Based on the top-fourteen semantic matches and the taxonomy structure, the work appears to occupy a genuinely sparse research direction. The absence of sibling papers in its taxonomy leaf and the lack of refuting candidates among examined literature suggest novelty in its specific theoretical framework. However, the limited search scale means broader connections to implicit regularization, geometric optimization, or dynamical systems perspectives outside the examined set remain uncertain.
Taxonomy
Research Landscape Overview
Claimed Contributions
The authors introduce the intrinsic dynamic property (Definition 2.6) and establish its relationship to conservation laws. They provide a simple criterion based on kernel inclusion of linear maps (Theorem 2.14) that yields a necessary condition for this property to hold, connecting gradient flows in parameter space to intrinsic flows in lifted variable space.
The authors prove that for general ReLU networks of arbitrary depth using path-lifting reparametrization, the gradient flow can be rewritten as an intrinsic dynamic for a dense set of initializations (Theorem 3.1 and Corollary 3.2). This extends previous results limited to two-layer networks to arbitrary DAG architectures.
The authors introduce relaxed balanced initializations (Definition 3.4) as a generalization of balanced conditions for linear networks. They prove these initializations satisfy the intrinsic metric property (Theorem 3.6, Theorem 3.9) and show that in certain configurations, these are necessary and sufficient conditions (Theorem 3.7). They also provide explicit intrinsic dynamics for linear neural ODEs under these conditions (Theorem 3.11).
Core Task Comparisons
Comparisons with papers in the same taxonomy category
Contribution Analysis
Detailed comparisons for each claimed contribution
Intrinsic dynamic property and its characterization via conservation laws
The authors introduce the intrinsic dynamic property (Definition 2.6) and establish its relationship to conservation laws. They provide a simple criterion based on kernel inclusion of linear maps (Theorem 2.14) that yields a necessary condition for this property to hold, connecting gradient flows in parameter space to intrinsic flows in lifted variable space.
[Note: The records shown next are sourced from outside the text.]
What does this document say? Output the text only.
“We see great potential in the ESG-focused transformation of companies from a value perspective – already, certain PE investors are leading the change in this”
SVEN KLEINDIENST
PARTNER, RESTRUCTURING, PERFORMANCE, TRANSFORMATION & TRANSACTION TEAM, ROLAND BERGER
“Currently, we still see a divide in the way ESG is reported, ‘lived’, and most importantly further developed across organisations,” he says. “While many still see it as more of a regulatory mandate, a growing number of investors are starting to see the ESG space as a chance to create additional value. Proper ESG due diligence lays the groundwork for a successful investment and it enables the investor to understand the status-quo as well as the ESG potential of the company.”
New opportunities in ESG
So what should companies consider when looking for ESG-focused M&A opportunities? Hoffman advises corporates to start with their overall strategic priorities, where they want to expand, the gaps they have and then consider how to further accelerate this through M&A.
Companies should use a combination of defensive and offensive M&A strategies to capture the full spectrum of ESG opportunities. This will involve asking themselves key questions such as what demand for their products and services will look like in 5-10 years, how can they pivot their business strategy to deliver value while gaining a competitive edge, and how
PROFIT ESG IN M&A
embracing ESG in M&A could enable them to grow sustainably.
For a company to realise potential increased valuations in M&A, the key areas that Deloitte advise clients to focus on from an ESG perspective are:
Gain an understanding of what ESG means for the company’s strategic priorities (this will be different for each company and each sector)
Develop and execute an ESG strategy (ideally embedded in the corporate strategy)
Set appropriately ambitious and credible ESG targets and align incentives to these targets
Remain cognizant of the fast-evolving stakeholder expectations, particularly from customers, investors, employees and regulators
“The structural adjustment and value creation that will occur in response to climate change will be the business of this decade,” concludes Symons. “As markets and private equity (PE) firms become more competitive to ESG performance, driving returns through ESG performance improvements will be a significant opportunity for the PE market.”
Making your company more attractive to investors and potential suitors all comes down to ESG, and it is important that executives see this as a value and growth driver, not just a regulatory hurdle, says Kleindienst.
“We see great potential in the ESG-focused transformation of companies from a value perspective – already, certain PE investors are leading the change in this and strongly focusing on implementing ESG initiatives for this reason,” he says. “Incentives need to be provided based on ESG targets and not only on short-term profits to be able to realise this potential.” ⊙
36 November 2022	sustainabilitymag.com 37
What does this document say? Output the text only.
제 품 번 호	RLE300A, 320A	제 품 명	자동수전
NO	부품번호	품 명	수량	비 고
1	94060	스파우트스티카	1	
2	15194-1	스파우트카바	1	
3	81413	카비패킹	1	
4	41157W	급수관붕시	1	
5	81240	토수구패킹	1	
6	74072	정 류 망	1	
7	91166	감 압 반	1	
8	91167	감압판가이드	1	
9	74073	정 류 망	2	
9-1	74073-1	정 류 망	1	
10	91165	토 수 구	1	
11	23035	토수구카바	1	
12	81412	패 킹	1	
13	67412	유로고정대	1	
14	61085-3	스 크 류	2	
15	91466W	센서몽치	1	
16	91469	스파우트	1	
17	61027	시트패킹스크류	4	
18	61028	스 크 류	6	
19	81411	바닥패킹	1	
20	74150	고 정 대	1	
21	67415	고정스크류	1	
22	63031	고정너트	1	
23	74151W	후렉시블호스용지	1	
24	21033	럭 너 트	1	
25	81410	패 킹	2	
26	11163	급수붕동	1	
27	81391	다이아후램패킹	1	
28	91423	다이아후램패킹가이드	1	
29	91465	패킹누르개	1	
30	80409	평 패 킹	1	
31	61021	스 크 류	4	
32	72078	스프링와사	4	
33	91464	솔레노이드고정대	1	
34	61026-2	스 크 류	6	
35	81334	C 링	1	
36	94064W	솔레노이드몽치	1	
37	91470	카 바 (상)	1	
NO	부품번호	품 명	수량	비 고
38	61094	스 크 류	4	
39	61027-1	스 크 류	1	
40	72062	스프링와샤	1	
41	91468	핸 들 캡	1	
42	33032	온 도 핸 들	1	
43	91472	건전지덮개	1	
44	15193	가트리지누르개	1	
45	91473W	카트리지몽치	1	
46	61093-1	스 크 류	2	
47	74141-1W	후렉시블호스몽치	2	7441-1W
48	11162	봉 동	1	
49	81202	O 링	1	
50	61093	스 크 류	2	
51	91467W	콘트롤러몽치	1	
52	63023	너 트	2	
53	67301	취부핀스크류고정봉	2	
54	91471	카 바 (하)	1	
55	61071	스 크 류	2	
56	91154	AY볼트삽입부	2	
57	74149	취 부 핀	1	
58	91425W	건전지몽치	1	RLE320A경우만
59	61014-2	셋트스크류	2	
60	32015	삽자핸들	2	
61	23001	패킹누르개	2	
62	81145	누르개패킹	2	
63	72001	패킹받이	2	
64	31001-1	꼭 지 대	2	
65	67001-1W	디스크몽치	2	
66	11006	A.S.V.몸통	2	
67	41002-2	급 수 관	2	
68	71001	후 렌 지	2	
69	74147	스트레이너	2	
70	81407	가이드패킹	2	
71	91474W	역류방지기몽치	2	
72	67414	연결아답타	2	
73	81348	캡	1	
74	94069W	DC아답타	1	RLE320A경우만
[51] A unifying approach to self-organizing systems interacting via conservation laws PDF
Intrinsic dynamics for general ReLU networks via path-lifting
The authors prove that for general ReLU networks of arbitrary depth using path-lifting reparametrization, the gradient flow can be rewritten as an intrinsic dynamic for a dense set of initializations (Theorem 3.1 and Corollary 3.2). This extends previous results limited to two-layer networks to arbitrary DAG architectures.
[60] Harnessing symmetries for modern deep learning challenges: a path-lifting perspective PDF
[61] Convexity in ReLU Neural Networks: Beyond ICNNs? PDF
[62] Rethinking Firm Behavior When Financial Markets Are Incomplete: A General Equilibrium Model Enhanced by Artificial PDF
Relaxed balanced initializations for linear networks
The authors introduce relaxed balanced initializations (Definition 3.4) as a generalization of balanced conditions for linear networks. They prove these initializations satisfy the intrinsic metric property (Theorem 3.6, Theorem 3.9) and show that in certain configurations, these are necessary and sufficient conditions (Theorem 3.7). They also provide explicit intrinsic dynamics for linear neural ODEs under these conditions (Theorem 3.11).